Once an app has been developed, security gaps can persist. "While it is not common practice yet, submitting medical apps to third-party testing entities is the best way to ensure security compliance," Walsh comments. "When new versions include substantial changes, they too should undergo third-party security testing. This testing need not be as comprehensive as the baseline test but could include different random numbers of test cases." 

Many enterprises have addressed security concerns by implementing bring your own device (BYOD) policies. However, most mobile device management consultants would agree that the best security lies in software-based fixes. 

While app coding is relatively easy, ensuring security is not. Thus, as self-developed apps become more common among healthcare institutions, providers, and medical industry commercial entities, stakeholders should maintain a keen awareness of security concerns and not depend on enterprise IT policies to act as the finger in the dike. "BYOD is hard to change" Walsh says. "And ad networks in apps create an additional layer of security risk that must be examined as well. Coding for apps is a relatively new field. Privacy remains a fundamental concern."

Security really comes down to understanding the security vulnerabilities in the app design using a top-down approach, explains Matt Wright, senior software engineer at Stratos Product Development (Seattle). "Start off with an initial architecture and then define the points in your system where you are vulnerable to attack. Each of these vulnerabilities can be addressed with a security measure. The important thing to remember here is that security is an iterative process, and your analysis should be refined alongside the design."


"A fundamental distinction needs to be made between security and privacy," states Anita Fineberg, an attorney and consultant with expertise in mobile health app patient privacy. "There can be security without privacy but there can be no privacy without security. Privacy is an individual's right to control his or her information. Security is the means of safeguarding the information." Potential privacy risks associated with the use of mobile devices include unencrypted personal health information, unsecured wireless communications from monitors, lack of functionality to prevent comingling of such hospital data as patient personal health information and the app user's personal data, the lack of technical support or enforcement of minimum password requirements, the failure to block untested or unapproved apps, and the absence of remote wipe or delete/lockdown functions to protect data in the event that the device is lost. 

Some of these issues are already taken care of with the hardware and software that Apple is employing, remarks Nephosity's Michael Pan. Helpful features include the the ability of Apple laptops, iPhones, and iPads to remotely lock and wipe when they are lost. For example, if doctors lose their iPads, they can log into the iCloud from another device and erase the iPad's information remotely. In addition, it is important to use the secure form of HTML for any kind of Web coding, according to Pan. And the Advanced Encryption Standard AES-256 should be used to secure all data stored on a disk.

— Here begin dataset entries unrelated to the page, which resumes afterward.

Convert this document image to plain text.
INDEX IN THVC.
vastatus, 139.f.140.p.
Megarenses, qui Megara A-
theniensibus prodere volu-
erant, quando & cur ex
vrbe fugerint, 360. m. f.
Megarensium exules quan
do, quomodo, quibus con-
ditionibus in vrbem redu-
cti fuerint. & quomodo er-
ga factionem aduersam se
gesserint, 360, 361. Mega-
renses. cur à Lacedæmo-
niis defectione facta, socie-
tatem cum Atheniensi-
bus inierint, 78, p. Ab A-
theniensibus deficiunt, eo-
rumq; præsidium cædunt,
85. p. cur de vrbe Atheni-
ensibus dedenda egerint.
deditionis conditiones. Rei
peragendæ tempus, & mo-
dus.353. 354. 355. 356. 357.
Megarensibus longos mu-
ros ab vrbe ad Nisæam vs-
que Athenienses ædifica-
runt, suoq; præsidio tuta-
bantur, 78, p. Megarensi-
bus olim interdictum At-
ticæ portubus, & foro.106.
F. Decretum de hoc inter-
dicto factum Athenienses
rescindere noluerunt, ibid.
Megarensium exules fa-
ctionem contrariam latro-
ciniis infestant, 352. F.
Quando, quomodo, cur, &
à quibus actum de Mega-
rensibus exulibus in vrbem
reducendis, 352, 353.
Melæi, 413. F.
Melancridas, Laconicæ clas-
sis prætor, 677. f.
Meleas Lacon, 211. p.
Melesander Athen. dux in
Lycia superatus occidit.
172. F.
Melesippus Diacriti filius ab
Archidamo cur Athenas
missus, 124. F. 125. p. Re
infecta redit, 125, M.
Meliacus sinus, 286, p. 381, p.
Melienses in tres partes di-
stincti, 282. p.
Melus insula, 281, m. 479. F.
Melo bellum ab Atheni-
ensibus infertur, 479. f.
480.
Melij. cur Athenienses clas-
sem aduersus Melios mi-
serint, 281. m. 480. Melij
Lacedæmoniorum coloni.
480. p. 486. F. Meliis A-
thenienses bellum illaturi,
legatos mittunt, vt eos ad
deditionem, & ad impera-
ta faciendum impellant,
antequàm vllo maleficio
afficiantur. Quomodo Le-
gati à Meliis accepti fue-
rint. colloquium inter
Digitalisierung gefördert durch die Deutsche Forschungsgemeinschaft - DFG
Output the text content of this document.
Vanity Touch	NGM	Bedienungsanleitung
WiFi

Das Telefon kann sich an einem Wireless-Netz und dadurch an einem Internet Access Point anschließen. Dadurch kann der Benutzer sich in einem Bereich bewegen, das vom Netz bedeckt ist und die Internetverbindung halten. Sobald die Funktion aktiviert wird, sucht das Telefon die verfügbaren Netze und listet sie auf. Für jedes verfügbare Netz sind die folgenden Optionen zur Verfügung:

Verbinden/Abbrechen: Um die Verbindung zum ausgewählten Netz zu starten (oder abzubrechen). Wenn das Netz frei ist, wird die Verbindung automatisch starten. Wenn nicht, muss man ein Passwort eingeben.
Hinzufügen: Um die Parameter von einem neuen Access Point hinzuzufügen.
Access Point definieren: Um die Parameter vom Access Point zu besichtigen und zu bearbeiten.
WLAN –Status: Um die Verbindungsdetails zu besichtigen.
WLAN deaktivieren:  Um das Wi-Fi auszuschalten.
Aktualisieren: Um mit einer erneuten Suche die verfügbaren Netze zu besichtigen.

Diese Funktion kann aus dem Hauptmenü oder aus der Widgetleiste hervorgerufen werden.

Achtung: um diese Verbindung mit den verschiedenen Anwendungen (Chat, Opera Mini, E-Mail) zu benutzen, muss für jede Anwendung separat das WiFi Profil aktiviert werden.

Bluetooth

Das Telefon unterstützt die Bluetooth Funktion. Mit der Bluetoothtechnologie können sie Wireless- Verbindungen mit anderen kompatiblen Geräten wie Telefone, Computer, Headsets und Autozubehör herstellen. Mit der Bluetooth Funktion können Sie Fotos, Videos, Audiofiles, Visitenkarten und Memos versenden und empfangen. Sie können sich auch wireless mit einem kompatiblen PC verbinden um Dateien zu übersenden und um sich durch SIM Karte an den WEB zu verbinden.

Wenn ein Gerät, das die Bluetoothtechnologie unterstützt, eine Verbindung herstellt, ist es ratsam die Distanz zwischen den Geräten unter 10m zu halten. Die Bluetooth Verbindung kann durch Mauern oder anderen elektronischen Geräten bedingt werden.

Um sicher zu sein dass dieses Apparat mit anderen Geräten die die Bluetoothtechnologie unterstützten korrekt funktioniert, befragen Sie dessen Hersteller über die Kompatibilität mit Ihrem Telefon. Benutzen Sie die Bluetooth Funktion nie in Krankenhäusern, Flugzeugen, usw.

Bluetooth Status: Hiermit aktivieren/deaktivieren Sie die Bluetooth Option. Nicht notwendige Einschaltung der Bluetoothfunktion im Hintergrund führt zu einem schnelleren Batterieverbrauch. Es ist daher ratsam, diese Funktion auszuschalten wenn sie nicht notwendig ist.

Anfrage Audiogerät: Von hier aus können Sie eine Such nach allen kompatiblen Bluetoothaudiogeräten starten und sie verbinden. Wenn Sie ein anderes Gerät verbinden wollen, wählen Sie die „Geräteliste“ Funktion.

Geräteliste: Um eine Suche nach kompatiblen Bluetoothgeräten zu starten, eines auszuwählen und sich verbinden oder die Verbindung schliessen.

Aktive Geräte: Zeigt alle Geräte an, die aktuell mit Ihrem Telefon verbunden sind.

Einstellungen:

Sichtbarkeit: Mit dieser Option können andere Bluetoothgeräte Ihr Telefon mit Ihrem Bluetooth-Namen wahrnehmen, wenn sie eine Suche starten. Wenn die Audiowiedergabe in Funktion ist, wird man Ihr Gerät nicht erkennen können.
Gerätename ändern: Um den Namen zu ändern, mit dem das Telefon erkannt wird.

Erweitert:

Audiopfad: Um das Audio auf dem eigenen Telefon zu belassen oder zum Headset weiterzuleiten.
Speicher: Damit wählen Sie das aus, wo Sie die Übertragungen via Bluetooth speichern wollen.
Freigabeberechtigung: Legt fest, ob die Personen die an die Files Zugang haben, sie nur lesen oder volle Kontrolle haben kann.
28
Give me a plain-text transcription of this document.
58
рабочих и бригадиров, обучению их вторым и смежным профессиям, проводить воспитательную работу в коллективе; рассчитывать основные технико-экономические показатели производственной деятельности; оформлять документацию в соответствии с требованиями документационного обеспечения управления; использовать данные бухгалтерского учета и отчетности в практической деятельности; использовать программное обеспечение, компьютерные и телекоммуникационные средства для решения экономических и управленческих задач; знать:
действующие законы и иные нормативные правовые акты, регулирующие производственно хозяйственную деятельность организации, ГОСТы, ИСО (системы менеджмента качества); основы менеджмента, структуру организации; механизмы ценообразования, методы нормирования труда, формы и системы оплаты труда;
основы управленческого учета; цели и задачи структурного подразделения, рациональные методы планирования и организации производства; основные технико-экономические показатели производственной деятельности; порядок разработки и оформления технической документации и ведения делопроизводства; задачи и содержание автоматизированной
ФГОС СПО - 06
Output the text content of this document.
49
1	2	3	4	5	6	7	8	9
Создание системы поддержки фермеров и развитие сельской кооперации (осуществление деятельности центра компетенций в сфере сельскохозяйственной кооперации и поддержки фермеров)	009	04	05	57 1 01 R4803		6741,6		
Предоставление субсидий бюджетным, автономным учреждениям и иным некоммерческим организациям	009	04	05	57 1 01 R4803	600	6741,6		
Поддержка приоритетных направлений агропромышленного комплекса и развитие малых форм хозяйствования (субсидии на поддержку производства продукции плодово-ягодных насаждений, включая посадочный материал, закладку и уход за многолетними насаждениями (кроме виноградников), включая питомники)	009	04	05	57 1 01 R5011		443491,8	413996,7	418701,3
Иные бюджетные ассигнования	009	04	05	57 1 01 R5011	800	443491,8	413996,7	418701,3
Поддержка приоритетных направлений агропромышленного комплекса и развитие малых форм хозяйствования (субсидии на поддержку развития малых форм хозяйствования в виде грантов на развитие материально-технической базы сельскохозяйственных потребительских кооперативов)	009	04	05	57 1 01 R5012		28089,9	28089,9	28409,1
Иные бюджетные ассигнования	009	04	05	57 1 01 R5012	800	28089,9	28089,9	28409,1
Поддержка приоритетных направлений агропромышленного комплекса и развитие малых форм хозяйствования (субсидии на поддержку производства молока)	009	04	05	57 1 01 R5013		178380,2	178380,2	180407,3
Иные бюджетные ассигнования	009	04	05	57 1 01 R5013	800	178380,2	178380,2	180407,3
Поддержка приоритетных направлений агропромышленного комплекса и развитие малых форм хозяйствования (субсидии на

Several privacy considerations should be foremost in developers' minds when they design mobile health apps, according to Fineberg. First, they should understand that they are accountable for their conduct and code. Second, they should maintain transparency when implementing systems to protect health information. Third, they should limit the collection and storage of information to that required for the function and security of the app. Fourth, they should obtain meaningful consent where required. And fifth, they should consider the timing of user notice and consent.